JE SUIS persuadé que le débat et ses conséquences judiciaires ne sont pas négligeables et que le recours à la violence contre leurs enfants par les parents français, pour autant que la fessée soit fréquente ou réellement douloureuse, en dit long sur les limites de nos méthodes éducatives. Je reste néanmoins dubitatif quant à une procédure lancée par une ONG de Grande-Bretagne, ce pays qui accommode l’Europe à ses propres sauces et devrait, avant de s’en servir pour nous juger, en appliquer les règles avec un peu plus d’enthousiasme. Je me demande enfin si livrer le thème de la fessée à une organisation regroupant 47 pays aux usages et moeurs très différents va vraiment unifier l’éducation des enfants européens.
Non à une loi nouvelle.
Secrétaire d’État à la Famille, Laurence Rossignol a déjà indiqué qu’il n’est pas question pour la France d’adopter une nouvelle loi contre la fessée. Celle-ci pose à notre inconscient collectif un problème d’autant plus aigu que nous nous sentons tous coupables, à un moment ou à un autre, mais jamais systématiquement, d’avoir infligé une fessée à nos enfants quand ils étaient trop turbulents. En même temps, il nous est difficile de nous prononcer sur les conséquences, délétères ou non, de nos actes impies. On peut toujours reconstruire le passé et attribuer l’échec d’un de nos enfants à un examen à la violence que nous lui avons fait subir un jour parce que nous sommes de faibles êtres humains, mais n’est-ce pas de la psychanalyse de pacotille ?
Le monde est mal fait.
Après réflexion et parce que l’ONG britannique a soulevé beaucoup d’émotions et de polémiques, je ne me rangerais pour rien au monde dans la catégorie des parents fesseurs. Oui, je le reconnais, il vaut mieux recourir à la persuasion et la fessée représente en elle-même un grave échec parental. Plus facile à dire qu’à faire, surtout dans les familles où la mère a plusieurs enfants, l’un plus agité que l’autre, ce qui est un bon signe de santé mais se traduit tout en même temps par un certain chaos domestique. Il est temps de poser la bonne question et donc de se demander si vraiment, en Europe, il n’y a pas de problème plus urgent à régler.
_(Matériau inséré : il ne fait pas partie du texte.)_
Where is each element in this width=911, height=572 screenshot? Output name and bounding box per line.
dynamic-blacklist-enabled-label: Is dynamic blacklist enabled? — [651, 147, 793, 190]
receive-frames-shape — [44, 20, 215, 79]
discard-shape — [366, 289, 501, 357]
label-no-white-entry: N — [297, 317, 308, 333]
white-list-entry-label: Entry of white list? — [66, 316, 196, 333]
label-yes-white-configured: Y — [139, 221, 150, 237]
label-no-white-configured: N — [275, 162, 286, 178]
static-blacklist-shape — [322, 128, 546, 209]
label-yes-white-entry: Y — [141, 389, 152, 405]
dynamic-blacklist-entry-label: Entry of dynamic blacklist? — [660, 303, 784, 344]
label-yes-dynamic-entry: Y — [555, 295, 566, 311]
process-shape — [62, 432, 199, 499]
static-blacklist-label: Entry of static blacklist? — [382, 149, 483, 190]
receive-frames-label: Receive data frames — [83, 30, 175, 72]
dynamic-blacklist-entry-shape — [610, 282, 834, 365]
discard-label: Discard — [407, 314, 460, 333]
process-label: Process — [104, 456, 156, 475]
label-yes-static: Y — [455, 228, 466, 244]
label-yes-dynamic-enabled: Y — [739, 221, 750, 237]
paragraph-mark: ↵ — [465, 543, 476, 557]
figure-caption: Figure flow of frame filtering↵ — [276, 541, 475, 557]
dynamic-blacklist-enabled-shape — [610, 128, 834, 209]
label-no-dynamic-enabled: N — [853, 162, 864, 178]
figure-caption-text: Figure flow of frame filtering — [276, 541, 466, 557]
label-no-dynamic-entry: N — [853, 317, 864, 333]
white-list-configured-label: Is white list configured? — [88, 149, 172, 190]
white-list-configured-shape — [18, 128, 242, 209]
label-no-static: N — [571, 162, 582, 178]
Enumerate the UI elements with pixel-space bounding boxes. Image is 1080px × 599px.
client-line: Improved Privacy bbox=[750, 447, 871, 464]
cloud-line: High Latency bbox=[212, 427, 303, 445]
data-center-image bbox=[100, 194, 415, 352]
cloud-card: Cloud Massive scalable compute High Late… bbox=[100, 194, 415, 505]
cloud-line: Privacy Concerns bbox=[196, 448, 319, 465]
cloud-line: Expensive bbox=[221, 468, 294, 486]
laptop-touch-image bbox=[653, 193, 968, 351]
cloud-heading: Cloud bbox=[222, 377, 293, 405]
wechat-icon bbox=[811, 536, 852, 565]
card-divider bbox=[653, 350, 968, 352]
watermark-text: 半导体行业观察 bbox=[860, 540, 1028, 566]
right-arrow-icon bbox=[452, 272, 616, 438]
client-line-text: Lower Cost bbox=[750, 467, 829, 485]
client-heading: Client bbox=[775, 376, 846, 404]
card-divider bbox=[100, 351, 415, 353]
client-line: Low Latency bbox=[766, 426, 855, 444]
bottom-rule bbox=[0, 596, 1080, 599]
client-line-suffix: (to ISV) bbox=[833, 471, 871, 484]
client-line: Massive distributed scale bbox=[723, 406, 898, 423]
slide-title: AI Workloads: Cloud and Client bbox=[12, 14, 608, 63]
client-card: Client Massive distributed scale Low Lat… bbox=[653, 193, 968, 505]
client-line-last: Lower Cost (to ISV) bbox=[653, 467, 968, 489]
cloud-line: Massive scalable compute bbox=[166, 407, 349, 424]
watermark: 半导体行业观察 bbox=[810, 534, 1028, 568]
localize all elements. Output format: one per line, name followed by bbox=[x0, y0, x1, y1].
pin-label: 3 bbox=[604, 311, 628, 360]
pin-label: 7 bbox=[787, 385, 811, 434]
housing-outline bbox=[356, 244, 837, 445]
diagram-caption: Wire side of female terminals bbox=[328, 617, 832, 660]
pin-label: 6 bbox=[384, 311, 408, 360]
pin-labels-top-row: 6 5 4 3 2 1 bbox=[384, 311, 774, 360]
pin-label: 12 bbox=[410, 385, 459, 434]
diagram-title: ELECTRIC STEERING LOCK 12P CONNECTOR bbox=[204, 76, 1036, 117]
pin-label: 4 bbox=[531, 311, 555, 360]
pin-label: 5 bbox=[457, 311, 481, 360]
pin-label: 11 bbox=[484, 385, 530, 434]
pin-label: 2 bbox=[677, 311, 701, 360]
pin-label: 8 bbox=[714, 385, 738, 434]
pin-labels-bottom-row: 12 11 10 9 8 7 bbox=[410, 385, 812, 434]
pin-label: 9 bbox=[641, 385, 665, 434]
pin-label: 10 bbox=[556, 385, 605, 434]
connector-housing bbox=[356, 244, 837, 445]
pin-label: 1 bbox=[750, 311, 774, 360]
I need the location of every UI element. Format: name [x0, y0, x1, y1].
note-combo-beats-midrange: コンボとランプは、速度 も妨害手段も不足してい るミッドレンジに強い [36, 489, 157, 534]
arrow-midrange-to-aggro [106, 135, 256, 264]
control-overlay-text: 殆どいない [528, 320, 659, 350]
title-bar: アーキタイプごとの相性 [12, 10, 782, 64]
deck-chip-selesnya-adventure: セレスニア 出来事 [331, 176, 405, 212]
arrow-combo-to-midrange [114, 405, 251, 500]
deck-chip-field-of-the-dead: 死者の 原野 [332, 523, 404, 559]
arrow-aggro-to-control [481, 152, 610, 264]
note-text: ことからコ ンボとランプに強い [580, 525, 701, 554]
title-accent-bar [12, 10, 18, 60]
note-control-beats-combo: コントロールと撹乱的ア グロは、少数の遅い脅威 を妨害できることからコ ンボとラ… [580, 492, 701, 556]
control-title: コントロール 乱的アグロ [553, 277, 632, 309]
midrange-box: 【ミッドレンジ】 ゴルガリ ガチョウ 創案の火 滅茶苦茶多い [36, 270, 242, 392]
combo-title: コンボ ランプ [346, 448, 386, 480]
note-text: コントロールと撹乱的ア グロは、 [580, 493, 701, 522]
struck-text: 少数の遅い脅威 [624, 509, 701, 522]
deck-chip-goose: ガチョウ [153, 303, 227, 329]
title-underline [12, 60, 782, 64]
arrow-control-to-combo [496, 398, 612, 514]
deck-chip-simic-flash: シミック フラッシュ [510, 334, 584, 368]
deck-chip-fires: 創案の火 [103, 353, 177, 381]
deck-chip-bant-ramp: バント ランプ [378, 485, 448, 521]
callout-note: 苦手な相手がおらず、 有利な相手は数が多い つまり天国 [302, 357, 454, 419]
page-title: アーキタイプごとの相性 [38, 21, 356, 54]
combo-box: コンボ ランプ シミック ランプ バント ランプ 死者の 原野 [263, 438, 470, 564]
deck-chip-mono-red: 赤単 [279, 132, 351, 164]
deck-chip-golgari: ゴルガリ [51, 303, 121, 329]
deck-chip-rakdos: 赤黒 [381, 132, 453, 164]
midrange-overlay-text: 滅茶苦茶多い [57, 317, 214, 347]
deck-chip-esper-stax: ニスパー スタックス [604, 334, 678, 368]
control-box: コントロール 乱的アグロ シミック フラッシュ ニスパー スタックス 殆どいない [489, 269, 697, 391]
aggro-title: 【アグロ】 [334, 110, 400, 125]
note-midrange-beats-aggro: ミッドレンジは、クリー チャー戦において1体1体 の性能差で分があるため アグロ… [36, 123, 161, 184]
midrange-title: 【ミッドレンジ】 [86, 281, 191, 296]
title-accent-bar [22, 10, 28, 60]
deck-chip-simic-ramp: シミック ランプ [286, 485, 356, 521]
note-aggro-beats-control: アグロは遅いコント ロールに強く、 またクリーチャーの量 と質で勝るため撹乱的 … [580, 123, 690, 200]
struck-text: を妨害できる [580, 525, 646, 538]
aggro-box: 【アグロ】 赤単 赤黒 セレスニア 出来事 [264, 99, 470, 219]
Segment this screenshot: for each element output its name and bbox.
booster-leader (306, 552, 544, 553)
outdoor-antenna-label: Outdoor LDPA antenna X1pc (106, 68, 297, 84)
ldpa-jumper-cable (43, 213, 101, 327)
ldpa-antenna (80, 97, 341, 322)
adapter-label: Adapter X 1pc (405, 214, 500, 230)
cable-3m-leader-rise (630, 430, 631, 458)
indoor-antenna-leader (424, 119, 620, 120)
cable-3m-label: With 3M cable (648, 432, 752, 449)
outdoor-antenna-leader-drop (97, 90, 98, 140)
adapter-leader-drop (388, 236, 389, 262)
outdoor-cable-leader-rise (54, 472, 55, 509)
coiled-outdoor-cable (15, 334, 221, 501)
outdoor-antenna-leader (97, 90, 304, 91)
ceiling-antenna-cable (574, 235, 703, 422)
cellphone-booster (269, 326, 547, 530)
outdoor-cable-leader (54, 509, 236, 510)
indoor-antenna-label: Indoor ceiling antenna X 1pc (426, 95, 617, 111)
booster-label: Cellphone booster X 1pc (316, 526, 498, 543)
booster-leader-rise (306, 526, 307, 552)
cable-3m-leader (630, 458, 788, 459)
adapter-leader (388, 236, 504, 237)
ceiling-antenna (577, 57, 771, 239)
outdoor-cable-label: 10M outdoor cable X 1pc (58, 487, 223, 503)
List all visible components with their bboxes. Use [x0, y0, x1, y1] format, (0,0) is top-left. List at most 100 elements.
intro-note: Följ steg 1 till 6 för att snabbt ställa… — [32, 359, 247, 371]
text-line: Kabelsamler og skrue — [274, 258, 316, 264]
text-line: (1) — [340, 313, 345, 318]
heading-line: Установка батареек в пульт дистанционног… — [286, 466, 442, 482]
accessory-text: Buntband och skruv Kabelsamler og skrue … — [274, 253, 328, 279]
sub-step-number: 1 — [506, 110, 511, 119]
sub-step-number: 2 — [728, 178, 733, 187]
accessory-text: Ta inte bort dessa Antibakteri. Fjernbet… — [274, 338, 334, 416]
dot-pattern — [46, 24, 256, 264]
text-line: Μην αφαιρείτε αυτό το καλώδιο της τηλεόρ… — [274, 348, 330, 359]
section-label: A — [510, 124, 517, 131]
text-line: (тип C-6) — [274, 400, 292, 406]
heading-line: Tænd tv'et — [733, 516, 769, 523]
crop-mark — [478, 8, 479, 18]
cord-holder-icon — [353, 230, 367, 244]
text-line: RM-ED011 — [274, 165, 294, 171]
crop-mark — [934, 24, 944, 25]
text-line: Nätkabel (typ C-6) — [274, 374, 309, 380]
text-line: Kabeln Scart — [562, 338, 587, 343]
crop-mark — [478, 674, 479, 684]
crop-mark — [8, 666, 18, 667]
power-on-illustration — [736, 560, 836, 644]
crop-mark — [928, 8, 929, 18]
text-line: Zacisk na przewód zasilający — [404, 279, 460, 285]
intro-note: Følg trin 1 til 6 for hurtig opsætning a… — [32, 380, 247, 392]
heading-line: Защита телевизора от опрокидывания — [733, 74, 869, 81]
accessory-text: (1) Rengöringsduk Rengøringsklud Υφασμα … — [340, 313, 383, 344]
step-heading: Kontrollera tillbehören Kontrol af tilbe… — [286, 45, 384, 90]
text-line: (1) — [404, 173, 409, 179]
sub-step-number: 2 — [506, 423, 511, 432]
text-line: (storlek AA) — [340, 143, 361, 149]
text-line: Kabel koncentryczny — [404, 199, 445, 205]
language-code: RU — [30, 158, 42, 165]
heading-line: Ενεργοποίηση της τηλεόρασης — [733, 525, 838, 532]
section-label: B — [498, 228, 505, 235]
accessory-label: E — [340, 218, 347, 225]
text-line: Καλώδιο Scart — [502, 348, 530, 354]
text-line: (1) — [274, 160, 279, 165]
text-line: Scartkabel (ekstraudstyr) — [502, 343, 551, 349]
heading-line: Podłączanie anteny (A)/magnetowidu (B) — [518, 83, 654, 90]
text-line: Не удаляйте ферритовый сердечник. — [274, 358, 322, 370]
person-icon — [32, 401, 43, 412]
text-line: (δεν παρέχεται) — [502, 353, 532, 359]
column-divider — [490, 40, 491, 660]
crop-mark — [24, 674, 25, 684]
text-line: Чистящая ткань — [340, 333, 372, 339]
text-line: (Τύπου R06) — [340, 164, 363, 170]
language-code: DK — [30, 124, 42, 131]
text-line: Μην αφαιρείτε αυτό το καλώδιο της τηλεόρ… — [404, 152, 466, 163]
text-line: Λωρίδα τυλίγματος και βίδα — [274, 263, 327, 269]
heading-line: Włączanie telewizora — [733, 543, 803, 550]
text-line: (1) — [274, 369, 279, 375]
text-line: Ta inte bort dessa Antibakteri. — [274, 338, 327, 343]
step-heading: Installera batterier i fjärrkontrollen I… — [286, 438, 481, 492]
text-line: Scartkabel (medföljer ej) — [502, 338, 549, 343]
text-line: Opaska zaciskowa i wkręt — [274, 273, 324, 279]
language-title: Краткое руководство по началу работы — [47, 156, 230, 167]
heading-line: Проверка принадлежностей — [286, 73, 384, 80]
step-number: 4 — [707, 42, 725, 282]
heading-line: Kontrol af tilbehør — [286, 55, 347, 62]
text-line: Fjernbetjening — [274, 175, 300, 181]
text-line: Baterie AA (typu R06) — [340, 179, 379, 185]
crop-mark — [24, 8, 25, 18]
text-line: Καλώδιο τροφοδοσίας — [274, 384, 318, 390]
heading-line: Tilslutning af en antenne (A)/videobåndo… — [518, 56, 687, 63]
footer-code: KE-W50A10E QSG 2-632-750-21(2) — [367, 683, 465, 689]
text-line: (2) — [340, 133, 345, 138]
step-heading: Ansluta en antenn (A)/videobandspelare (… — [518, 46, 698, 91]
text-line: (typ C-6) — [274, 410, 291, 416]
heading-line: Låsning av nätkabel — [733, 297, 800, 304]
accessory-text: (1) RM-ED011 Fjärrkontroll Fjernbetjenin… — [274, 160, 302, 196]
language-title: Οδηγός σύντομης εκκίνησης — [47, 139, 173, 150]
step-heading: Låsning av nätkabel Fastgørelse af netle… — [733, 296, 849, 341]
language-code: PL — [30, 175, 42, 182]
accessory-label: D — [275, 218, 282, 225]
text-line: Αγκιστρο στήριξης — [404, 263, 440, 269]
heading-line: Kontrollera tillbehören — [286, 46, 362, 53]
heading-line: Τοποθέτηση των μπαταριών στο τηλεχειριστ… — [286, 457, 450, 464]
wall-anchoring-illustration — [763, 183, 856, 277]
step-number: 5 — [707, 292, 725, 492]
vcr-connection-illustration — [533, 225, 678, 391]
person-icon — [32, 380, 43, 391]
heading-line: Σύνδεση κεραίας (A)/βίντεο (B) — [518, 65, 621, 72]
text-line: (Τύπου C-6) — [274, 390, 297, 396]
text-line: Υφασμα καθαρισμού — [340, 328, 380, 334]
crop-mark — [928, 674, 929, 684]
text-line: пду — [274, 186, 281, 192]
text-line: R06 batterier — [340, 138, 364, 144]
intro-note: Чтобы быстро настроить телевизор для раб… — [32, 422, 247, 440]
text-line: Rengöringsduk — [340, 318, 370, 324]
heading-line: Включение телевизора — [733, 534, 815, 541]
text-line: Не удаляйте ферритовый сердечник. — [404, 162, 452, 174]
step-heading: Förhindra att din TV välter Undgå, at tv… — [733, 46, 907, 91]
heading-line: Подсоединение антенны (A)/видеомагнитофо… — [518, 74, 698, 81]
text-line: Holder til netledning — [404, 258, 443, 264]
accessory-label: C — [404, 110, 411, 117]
Les enfants, ces très malheureuses victimes, sauront gré à l’ONG britannique d’avoir pris leur défense, mais, tout en respectant le principe de non-violence, je me permettrai de dire que la plupart des enfants peuvent vivre avec une fessée rare, dictée par la colère plutôt que par la cruauté, et que nos progénitures méritent indubitablement dans nombre de cas. J’ajouterai avec tristesse que le monde est décidément mal fait où tout l’amour que nous inspirent nos enfants ne nous empêche pas de nous conduire avec eux comme s’ils représentaient une grave nuisance.
RICHARD LISCIA
Dans cette affaire, il faut probablement distinguer deux situations. Il me semble que ça depend du contexte dans lequel la fessée est donnée. Personnellement, j’ai donné tres nettement moins de fessées que je n’en ai reçu et je ne pense pas que mes enfants en soient restés traumatisés. Mais il est probable, et le défenseur des enfants doit pouvoir nous le préciser, que certains enfants sont confrontés à une violence régulière, s’agissant de parents en pleine dérive psychologique, sous l’emprise de l’alcool ou de drogues diverses, ou qui, pour des raisons que l’ont peut peut-être identifier, sont capables d’agresser avec une extrême violence d’autres personnes, comme nous le rapportent régulièrement les médias, ou en font régulièrement l’apologie dans de nombreux films et séries télévisées. Le summum de la violence étant atteint avec le street fighting qui fascine tant de monde. Mais les médias ne véhiculent pas la violence, ça se saurait. Ils ont une déontologie et peuvent donner des leçons !
Nous transmettons à nos enfants nos névroses et il me semble bien qu’à une certaine époque la seule solution, pour éviter cette contagion, était la formation de parents professionnels. Dans ce contexte, le mot est bien plus toxique que la fessée qui a quelque chose d’érotique à l’instar de Jean-Jacques : le grand éducateur dans le livre de l’Émile. On lit beaucoup de vies où la parole a creusé dans l’enfance des failles bien plus larges et profondes que la simple fessée(je ne parle pas des coups).Il y en a marre enfin d’uniformiser nos comportements!